La faccia di Adam Silver, il «commissioner» della Nba, non era proprio quella della festa. Il boss di una lega che genera un business di 11 miliardi l’anno aveva appena visto la partita più attesa della stagione e ne era chiaramente disgustato. E il problema è che quello spettacolo, che è sempre meno sport, non piace più.
Domenica scorsa a Las Vegas c’è stato l’All Star Game, la sfida di metà stagione a cui tutti i giocatori sperano di partecipare una volta della vita, a cui tutti i tifosi vorrebbero esserci, per la quale tutte le Tv fanno a gara. Almeno fin qui.
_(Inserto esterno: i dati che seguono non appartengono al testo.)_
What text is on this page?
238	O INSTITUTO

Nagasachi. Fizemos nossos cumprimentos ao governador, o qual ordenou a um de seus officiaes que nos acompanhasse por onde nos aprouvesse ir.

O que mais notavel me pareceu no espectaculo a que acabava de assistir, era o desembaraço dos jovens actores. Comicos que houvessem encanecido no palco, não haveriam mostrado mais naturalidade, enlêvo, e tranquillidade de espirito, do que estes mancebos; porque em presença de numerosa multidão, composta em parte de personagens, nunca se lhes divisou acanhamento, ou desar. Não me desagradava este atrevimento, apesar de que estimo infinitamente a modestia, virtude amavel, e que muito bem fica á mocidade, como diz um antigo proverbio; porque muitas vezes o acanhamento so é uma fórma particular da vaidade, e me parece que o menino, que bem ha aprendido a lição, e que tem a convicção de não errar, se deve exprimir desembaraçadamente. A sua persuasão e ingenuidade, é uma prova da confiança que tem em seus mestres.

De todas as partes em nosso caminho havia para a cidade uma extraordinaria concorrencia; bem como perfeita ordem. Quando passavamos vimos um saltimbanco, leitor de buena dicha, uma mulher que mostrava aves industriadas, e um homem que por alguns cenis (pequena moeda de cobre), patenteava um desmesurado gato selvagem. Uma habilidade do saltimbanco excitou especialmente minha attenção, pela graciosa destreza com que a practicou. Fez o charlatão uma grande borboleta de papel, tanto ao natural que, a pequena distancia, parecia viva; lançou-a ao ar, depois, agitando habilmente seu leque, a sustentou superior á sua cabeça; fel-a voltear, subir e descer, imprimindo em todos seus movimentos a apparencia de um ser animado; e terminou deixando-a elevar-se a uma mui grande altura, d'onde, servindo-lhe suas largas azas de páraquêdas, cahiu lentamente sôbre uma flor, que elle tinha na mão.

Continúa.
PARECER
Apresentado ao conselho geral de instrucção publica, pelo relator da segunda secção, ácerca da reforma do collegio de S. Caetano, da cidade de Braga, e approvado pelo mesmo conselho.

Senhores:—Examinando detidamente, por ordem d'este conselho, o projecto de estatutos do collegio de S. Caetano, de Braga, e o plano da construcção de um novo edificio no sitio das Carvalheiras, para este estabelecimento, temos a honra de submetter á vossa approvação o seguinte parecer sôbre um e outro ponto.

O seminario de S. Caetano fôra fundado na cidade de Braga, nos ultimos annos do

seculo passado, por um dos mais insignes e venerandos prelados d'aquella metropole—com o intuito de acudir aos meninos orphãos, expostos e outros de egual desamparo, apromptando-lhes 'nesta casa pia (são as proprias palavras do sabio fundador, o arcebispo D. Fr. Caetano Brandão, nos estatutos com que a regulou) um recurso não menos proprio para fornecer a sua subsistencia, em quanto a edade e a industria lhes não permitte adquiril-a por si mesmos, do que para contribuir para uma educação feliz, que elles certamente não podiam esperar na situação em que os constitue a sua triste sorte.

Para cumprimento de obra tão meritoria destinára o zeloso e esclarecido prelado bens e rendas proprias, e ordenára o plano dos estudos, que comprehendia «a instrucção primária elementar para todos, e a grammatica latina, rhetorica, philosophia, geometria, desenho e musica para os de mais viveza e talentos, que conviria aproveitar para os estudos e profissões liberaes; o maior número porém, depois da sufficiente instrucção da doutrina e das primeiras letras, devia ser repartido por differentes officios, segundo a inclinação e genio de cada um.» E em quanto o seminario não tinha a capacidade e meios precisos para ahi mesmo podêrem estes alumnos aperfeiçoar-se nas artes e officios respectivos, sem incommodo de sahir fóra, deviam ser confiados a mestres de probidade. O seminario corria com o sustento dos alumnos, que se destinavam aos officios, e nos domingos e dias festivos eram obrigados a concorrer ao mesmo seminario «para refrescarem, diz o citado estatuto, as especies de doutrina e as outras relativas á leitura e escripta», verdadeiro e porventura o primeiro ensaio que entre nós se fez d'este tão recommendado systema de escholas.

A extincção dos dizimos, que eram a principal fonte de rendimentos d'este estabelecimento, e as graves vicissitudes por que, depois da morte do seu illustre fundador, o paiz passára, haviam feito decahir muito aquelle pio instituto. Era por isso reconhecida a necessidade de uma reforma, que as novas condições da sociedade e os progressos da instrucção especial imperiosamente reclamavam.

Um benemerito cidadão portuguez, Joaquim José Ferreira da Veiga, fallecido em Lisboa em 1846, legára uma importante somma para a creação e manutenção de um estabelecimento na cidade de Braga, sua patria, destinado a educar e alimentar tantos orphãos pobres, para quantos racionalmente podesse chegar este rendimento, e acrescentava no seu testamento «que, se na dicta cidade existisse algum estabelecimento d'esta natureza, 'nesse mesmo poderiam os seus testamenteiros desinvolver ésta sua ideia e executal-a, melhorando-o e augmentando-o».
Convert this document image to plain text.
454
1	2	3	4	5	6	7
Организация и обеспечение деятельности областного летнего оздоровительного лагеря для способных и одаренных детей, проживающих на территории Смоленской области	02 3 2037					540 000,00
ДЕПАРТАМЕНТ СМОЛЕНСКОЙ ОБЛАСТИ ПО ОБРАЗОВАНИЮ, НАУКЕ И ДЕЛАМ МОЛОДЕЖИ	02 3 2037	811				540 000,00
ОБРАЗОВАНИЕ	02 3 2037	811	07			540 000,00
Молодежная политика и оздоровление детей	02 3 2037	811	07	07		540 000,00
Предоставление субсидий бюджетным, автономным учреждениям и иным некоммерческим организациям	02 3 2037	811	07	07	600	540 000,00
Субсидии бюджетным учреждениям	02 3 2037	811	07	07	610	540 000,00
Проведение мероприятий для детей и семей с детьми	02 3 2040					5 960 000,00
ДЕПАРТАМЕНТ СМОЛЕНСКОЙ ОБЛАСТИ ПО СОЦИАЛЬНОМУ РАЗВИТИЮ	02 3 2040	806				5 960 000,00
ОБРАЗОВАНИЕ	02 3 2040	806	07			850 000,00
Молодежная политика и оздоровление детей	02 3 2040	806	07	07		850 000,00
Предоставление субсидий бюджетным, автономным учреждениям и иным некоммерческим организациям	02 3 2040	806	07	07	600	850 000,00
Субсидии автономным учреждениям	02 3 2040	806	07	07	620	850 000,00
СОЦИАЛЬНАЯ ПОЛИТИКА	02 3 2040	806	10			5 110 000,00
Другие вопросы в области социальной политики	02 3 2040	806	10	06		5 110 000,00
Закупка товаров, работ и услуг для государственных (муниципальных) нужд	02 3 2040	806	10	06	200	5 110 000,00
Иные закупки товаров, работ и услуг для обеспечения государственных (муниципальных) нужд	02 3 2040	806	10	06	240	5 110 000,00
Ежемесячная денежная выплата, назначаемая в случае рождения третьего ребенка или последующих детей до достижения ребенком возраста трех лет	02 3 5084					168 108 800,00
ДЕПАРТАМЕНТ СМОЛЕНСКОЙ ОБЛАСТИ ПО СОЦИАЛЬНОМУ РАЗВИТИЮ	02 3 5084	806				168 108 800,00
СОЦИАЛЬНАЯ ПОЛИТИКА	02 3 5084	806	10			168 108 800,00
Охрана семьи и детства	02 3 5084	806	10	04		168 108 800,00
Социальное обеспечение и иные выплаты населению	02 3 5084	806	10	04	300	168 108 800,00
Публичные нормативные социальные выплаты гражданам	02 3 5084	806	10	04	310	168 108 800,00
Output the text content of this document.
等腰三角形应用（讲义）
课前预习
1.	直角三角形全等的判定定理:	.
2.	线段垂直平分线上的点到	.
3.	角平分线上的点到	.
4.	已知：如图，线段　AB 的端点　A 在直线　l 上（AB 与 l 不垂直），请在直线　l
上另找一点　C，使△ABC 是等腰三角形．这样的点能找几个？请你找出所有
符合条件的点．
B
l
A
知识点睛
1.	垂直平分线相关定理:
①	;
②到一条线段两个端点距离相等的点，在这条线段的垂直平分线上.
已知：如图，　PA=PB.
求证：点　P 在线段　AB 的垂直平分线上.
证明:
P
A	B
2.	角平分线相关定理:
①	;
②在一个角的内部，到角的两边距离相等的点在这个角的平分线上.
Invece proprio nella città Luna Park che fa degli effetti speciali la sua ragione di vita, l’incantesimo si è rotto e i cocci, per chi pensa appunto che lo sport debba essere sempre più spettacolo aldilà della competizione, cominciano ad essere difficili da ricomporre. Quella che era solo una partita, nel corso degli anni è diventato un weekend da Circo Barnum. Quello che una volta era l’ambitissimo Est contro Ovest è tornato ad esserlo dopo tentativi vari di comporre selezioni decise dai big del campionato, eppure il tuffo nel passato ha trovato una piscina vuota.
Le crepe erano già state viste dallo stesso Silver un anno fa: le stelle del basket americano arrivano al match ormai quasi controvoglia, e non lo nascondono neppure. Anthony Davis, il compagno di canestri di LeBron James ai Los Angeles Lakers, ha candidamente ammesso: «Tutti vorremmo vedere una partita competitiva, ma noi da giocatori cerchiamo di non farci male se non c’è in palio nulla. Nessuno vuole rischiare la seconda metà di stagione nella quale siamo in lotta 211-186 per l’Est, alla fine di un tiro al canestro travestito da donna barbuta, che lo stesso commissioner ha celebrato con quella faccia disgustata: «Complimenti: avete segnato il maggior numero di punti... Beh, congratulazioni». Si dice che quel che succede a Las Vegas, rimane a Las Vegas: ma se il campionato simbolo dello sport moderno subisce un colpo del genere, la botta è per tutti.
Perché: quante volte abbiamo sentito parlare del «modello Nba»?
Ecco lo show deve fatturare a tutti i costi, deve essere globale, in cui la classifica che conta è quella del denaro, poi chi vince è bravo ma lo spettacolo è meglio. Invece la gente, ma ormai anche i protagonisti, vogliono competere, vincere trofei, giocare sul serio. Poi, certo, anche guadagnare. Solo che il «modello» è passato di bocca in bocca anche negli altre discipline, nella quali si comincia a percepire una ribellione al sistema. Per esempio quando, sempre a Las Vegas, è arrivata la Formula Uno, il suo campione del mondo – Max Vestappen - ha inveito contro le mille luci dello show: «Questo non è motorsport, mi sono sentito un pagliaccio». E che dire della MotoGp diventata quasi monomarca (e non è colpa della Ducati), dello sci nel quale saltano legamenti e muscoli per le troppe gare o della prossima mega Champions League di calcio, dove tanto vincerà sempre una delle stesse, però la Superlega «era solo business»? Il rischio è evidente, la faccia di Silver non mente: se lo sport non è più competizione, un giorno anche gli affari potrebbero finire quando la gente, le Tv e perfino gli atleti si stuferanno di essere la provincia dell’impero.